A pair of powerful reports from both sides of the Atlantic reveal that artificial intelligence and modernised payment infrastructures are rapidly reshaping finance, with direct implications for the cryptocurrency and blockchain ecosystem. Plaid’s latest research, conducted with The Harris Poll, shows that 54% of UK adults and 55% of US adults have used AI for financial tasks in the past year, while UK Finance details a payment sector moving beyond incremental upgrades to a complete redefinition around real-time, data-driven value exchange.
Plaid’s study, expanding on an April 2026 US report, highlights that intelligent finance — combining open banking data with AI — is shifting from experimental to expected. Consumers increasingly demand personalised guidance, proactive insights, and control mechanisms. Notably, adoption among Gen Z and Millennials is even higher: 77% of younger UK consumers have recently used AI for finances, and 61% believe handling money without AI will soon feel outdated. While American users show greater enthusiasm for AI-driven fair lending and expanded usage, UK users prioritise pragmatic benefits like budgeting and stress reduction, with a stronger preference for human oversight on major decisions.
Parallel to this consumer shift, UK Finance paints a picture of a payments industry in metamorphosis. Artificial intelligence, generative AI, and distributed ledger technologies (DLT) are moving from pilots into core operations — improving fraud detection, personalising services, and challenging traditional settlement models. Initiatives such as PSD3 and the Payment Services Regulation are building frameworks that balance safety with innovation, aiming to make real-time account-to-account (A2A) transfers the norm. The report underscores that digital sovereignty, interoperability, and embedded finance are now strategic priorities, with payments becoming the invisible backbone of the digital economy.

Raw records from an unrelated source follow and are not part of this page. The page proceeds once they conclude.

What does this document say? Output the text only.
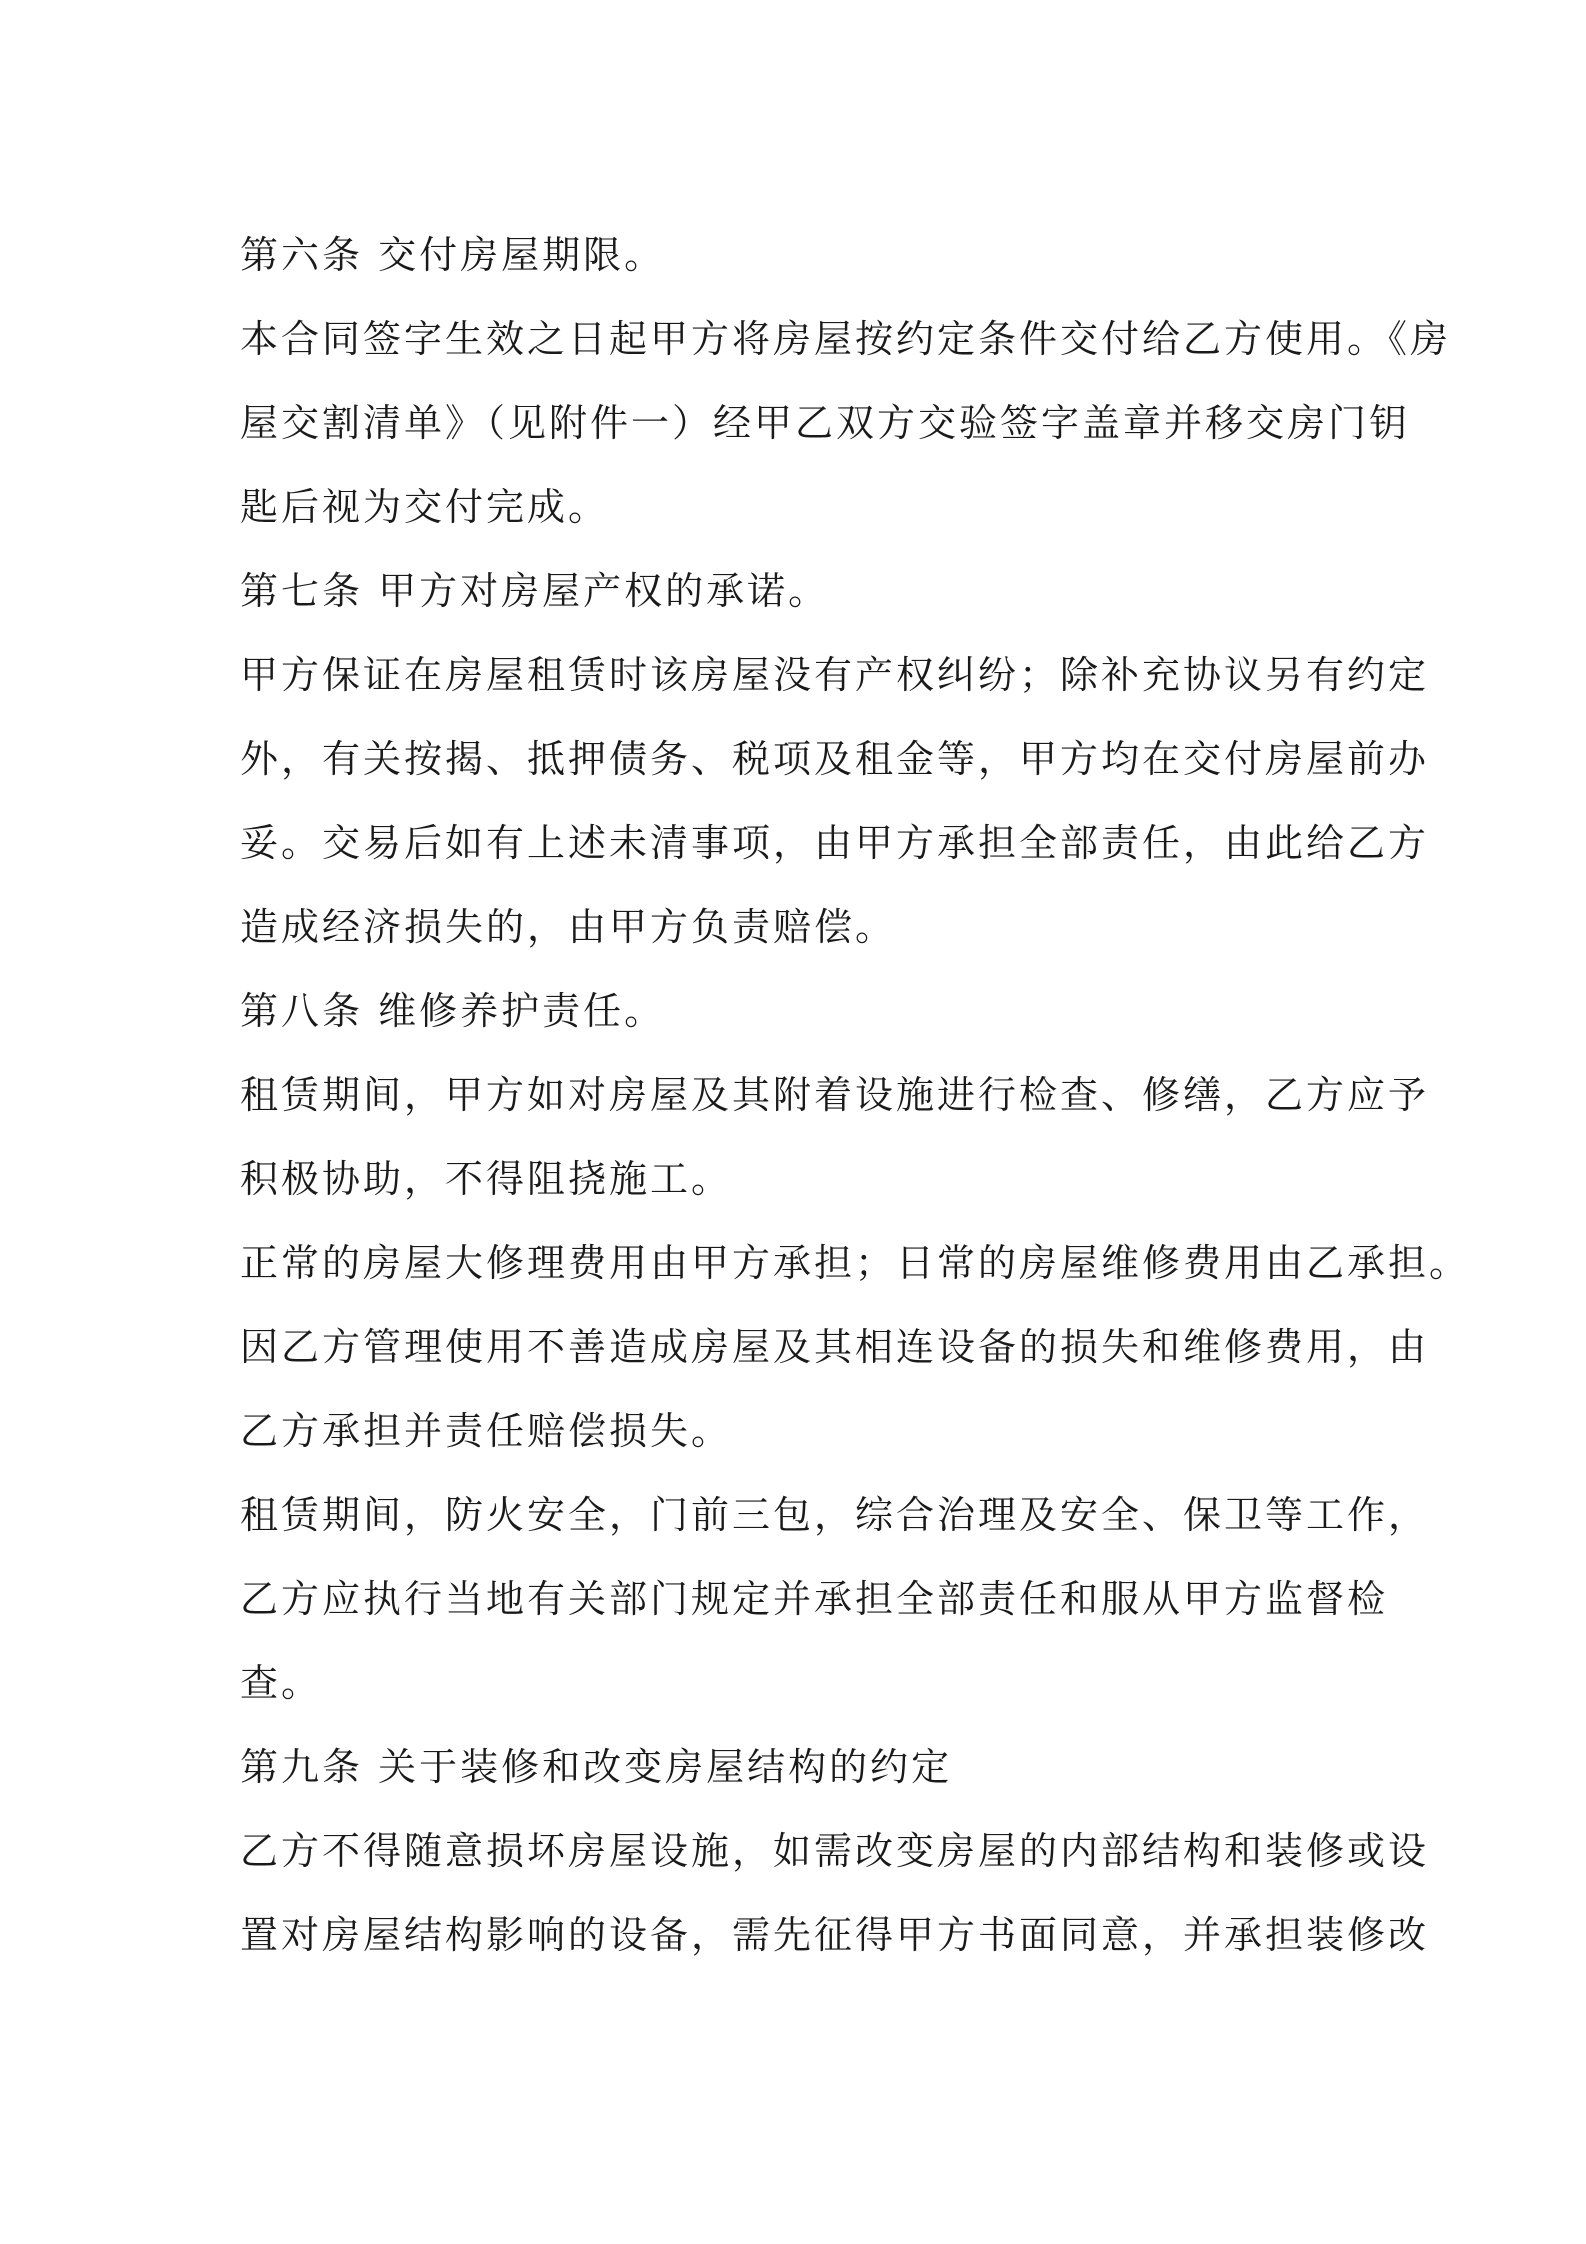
第六条 交付房屋期限。
本合同签字生效之日起甲方将房屋按约定条件交付给乙方使用。《房
屋交割清单》（见附件一）经甲乙双方交验签字盖章并移交房门钥
匙后视为交付完成。
第七条 甲方对房屋产权的承诺。
甲方保证在房屋租赁时该房屋没有产权纠纷；除补充协议另有约定
外，有关按揭、抵押债务、税项及租金等，甲方均在交付房屋前办
妥。交易后如有上述未清事项，由甲方承担全部责任，由此给乙方
造成经济损失的，由甲方负责赔偿。
第八条 维修养护责任。
租赁期间，甲方如对房屋及其附着设施进行检查、修缮，乙方应予
积极协助，不得阻挠施工。
正常的房屋大修理费用由甲方承担；日常的房屋维修费用由乙承担。
因乙方管理使用不善造成房屋及其相连设备的损失和维修费用，由
乙方承担并责任赔偿损失。
租赁期间，防火安全，门前三包，综合治理及安全、保卫等工作，
乙方应执行当地有关部门规定并承担全部责任和服从甲方监督检
查。
第九条 关于装修和改变房屋结构的约定
乙方不得随意损坏房屋设施，如需改变房屋的内部结构和装修或设
置对房屋结构影响的设备，需先征得甲方书面同意，并承担装修改
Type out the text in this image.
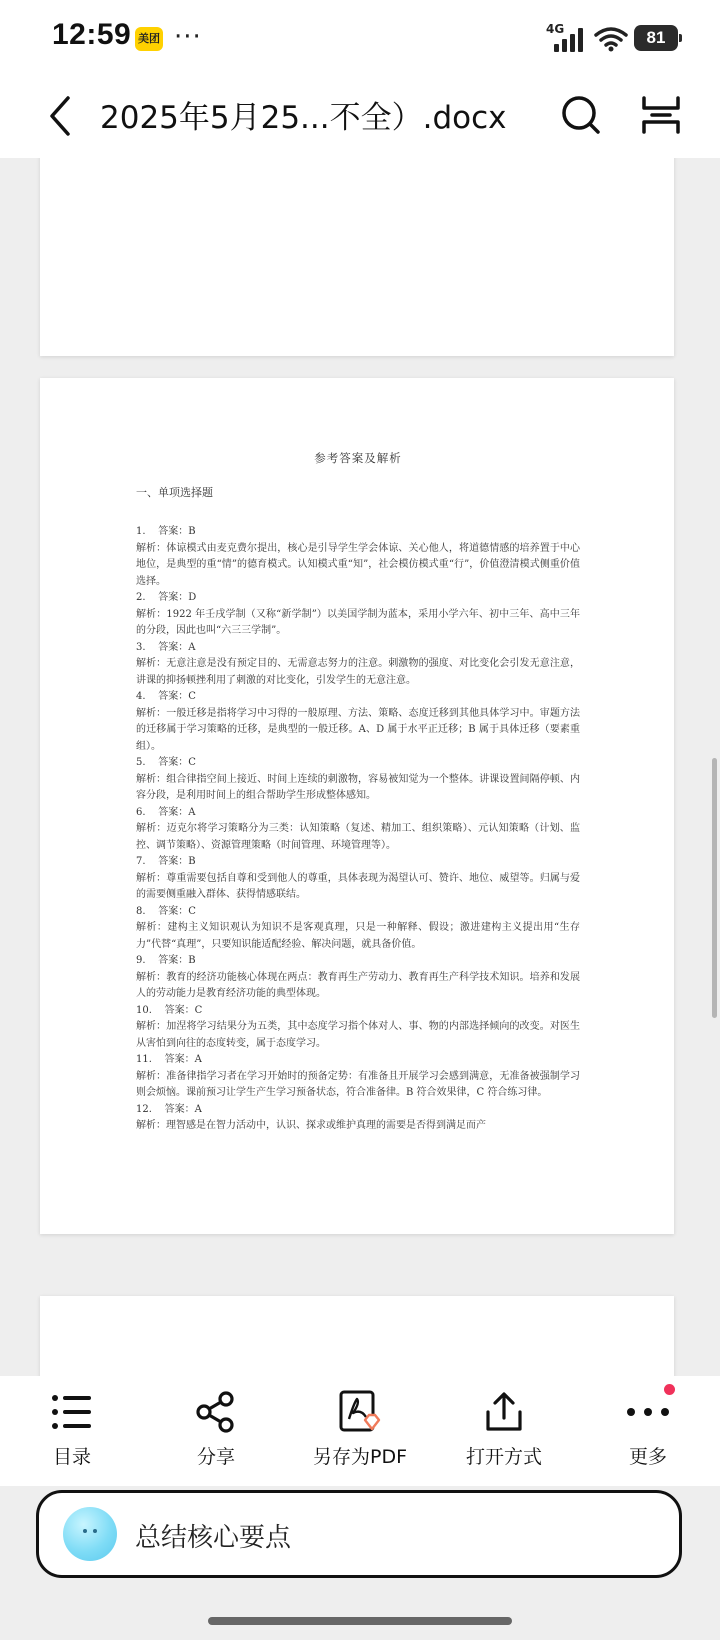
12:59 美团 ···	4G	81
2025年5月25...不全）.docx
参考答案及解析
一、单项选择题
1.    答案：B
解析：体谅模式由麦克费尔提出，核心是引导学生学会体谅、关心他人，将道德情感的培养置于中心地位，是典型的重“情”的德育模式。认知模式重“知”，社会模仿模式重“行”，价值澄清模式侧重价值选择。
2.    答案：D
解析：1922 年壬戌学制（又称“新学制”）以美国学制为蓝本，采用小学六年、初中三年、高中三年的分段，因此也叫“六三三学制”。
3.    答案：A
解析：无意注意是没有预定目的、无需意志努力的注意。刺激物的强度、对比变化会引发无意注意，讲课的抑扬顿挫利用了刺激的对比变化，引发学生的无意注意。
4.    答案：C
解析：一般迁移是指将学习中习得的一般原理、方法、策略、态度迁移到其他具体学习中。审题方法的迁移属于学习策略的迁移，是典型的一般迁移。A、D 属于水平正迁移；B 属于具体迁移（要素重组）。
5.    答案：C
解析：组合律指空间上接近、时间上连续的刺激物，容易被知觉为一个整体。讲课设置间隔停顿、内容分段，是利用时间上的组合帮助学生形成整体感知。
6.    答案：A
解析：迈克尔将学习策略分为三类：认知策略（复述、精加工、组织策略）、元认知策略（计划、监控、调节策略）、资源管理策略（时间管理、环境管理等）。
7.    答案：B
解析：尊重需要包括自尊和受到他人的尊重，具体表现为渴望认可、赞许、地位、威望等。归属与爱的需要侧重融入群体、获得情感联结。
8.    答案：C
解析：建构主义知识观认为知识不是客观真理，只是一种解释、假设；激进建构主义提出用“生存力”代替“真理”，只要知识能适配经验、解决问题，就具备价值。
9.    答案：B
解析：教育的经济功能核心体现在两点：教育再生产劳动力、教育再生产科学技术知识。培养和发展人的劳动能力是教育经济功能的典型体现。
10.    答案：C
解析：加涅将学习结果分为五类，其中态度学习指个体对人、事、物的内部选择倾向的改变。对医生从害怕到向往的态度转变，属于态度学习。
11.    答案：A
解析：准备律指学习者在学习开始时的预备定势：有准备且开展学习会感到满意，无准备被强制学习则会烦恼。课前预习让学生产生学习预备状态，符合准备律。B 符合效果律，C 符合练习律。
12.    答案：A
解析：理智感是在智力活动中，认识、探求或维护真理的需要是否得到满足而产
目录	分享	另存为PDF	打开方式	更多
总结核心要点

For the crypto sector, these twin developments carry significant weight. The widespread consumer comfort with AI-driven financial tools lowers barriers to trust in algorithmically managed assets and decentralised applications. UK Finance’s explicit inclusion of emerging digital currencies and DLT signals that blockchain-based settlement and digital wallets are not just fringe experiments but integral parts of the future payments mix. The emphasis on APIs, orchestration layers, and multi-rail systems directly aligns with the composability and interoperability that DeFi and Web3 projects champion. As traditional finance rebuilds itself around speed, transparency, and user control — principles native to crypto — the convergence creates a fertile ground for wider adoption of digital assets and decentralised protocols.